Trethewey and Harjo will join the short list of 115 esteemed American poets who have served in the position since it was created in 1946. Past Chancellors include John Ashbery, W.H. Auden, Lucille Clifton, among others. Trethewey and Harjo will follow poets Claudia Rankine and Marilyn Nelson, who have reached the end of their terms. Terms last for six years, and then the Academy’s Board of Chancellors elects new Chancellors. The new Chancellors were selected by members of the current board, which consists of poets Elizabeth Alexander, Ellen Bass, Marilyn Chin, Kwame Dawes, Forrest Gander, Linda Gregerson, Terrance Hayes, Brenda Hillman, Marie Howe, Khaled Mattawa, Alicia Ostriker, Alberto Ríos, and David St. John.

Joy Harjo is a member of the Mvskoke/Creek Nation. Her honors include the PEN Open Book Award, the American Indian Distinguished Achievement in the Arts Award, the Josephine Miles Poetry Award, the Mountains and Plains Booksellers Award, the William Carlos Williams Award from the Poetry Society of America, and fellowships from the Arizona Commission on the Arts, the Witter Bynner Foundation, and the National Endowment for the Arts. In 2015, Harjo received the Wallace Stevens Award.

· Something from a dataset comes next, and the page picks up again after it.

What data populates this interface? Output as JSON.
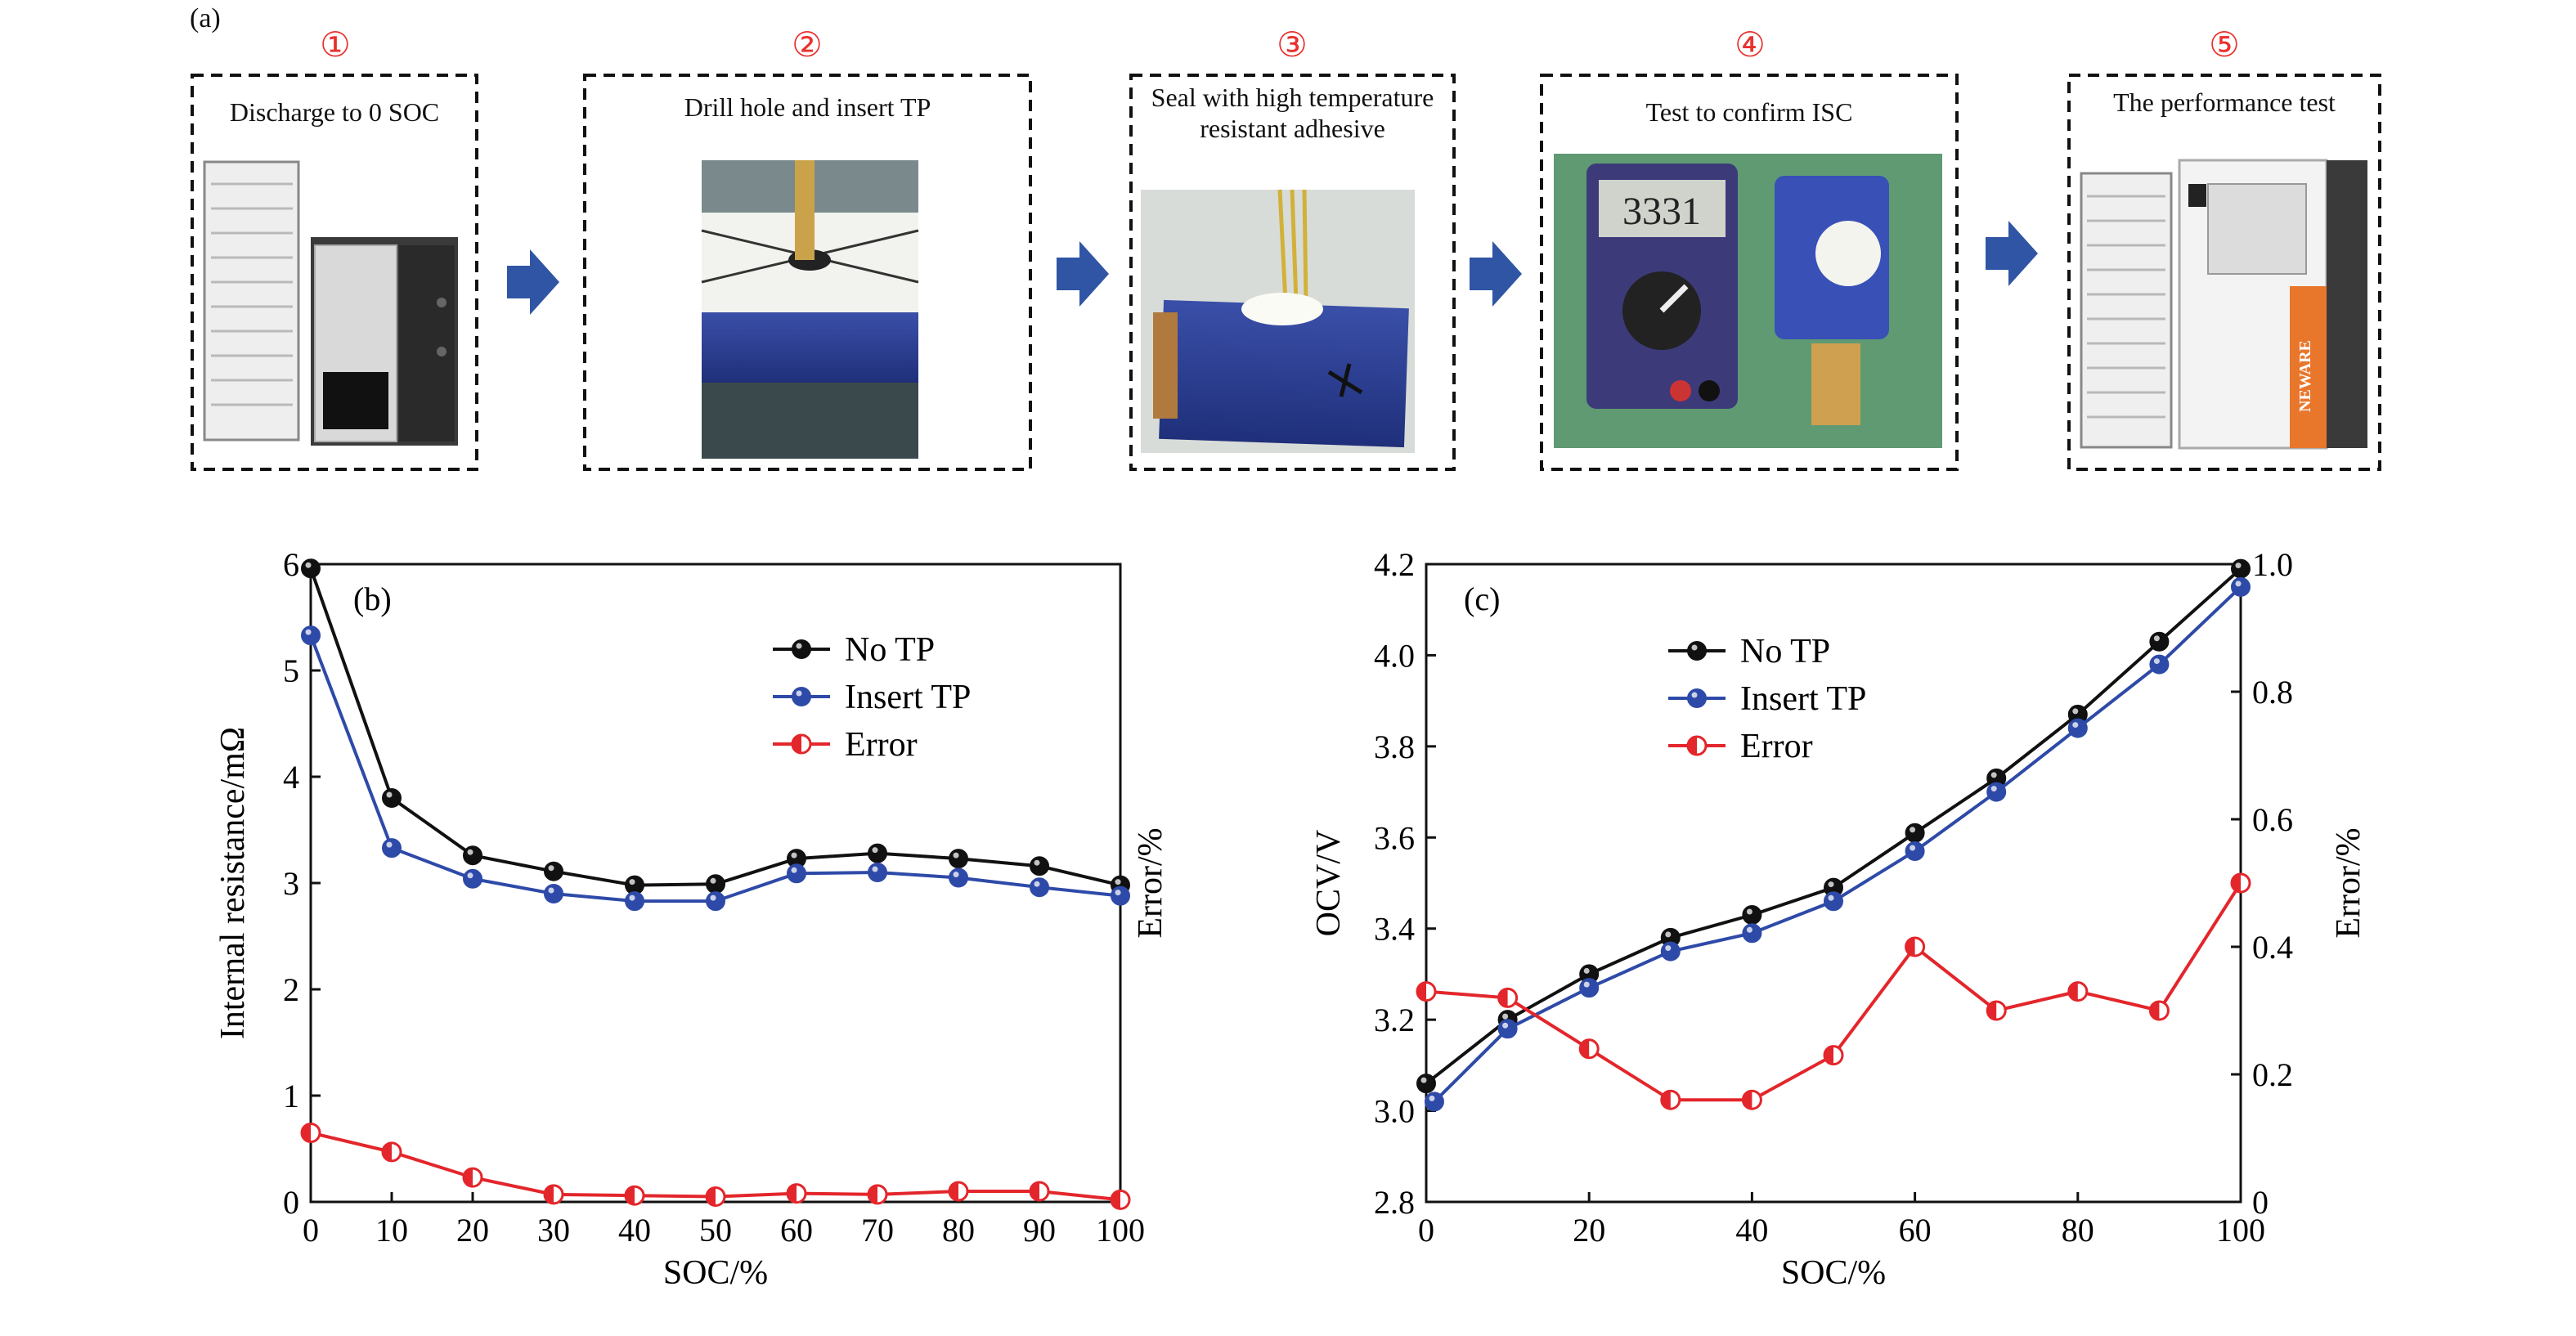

Natasha Trethewey, a past AWP board member and current judge for the Donald Hall Prize for Poetry, was born in Gulfport, Mississippi. Her first collection of poetry, Domestic Work, was selected by Academy Chancellor Emeritus Rita Dove as the winner of the inaugural Cave Canem Poetry Prize for the best first book by an African American poet and won both the 2001 Mississippi Institute of Arts and Letters Book Prize and the 2001 Lillian Smith Award for Poetry. Trethewey is also the author of Monument: Poems New and Selected, which was longlisted for the 2018 National Book Award in Poetry, and Native Guard, which received the Pulitzer Prize for Poetry. She served two terms as US Poet Laureate.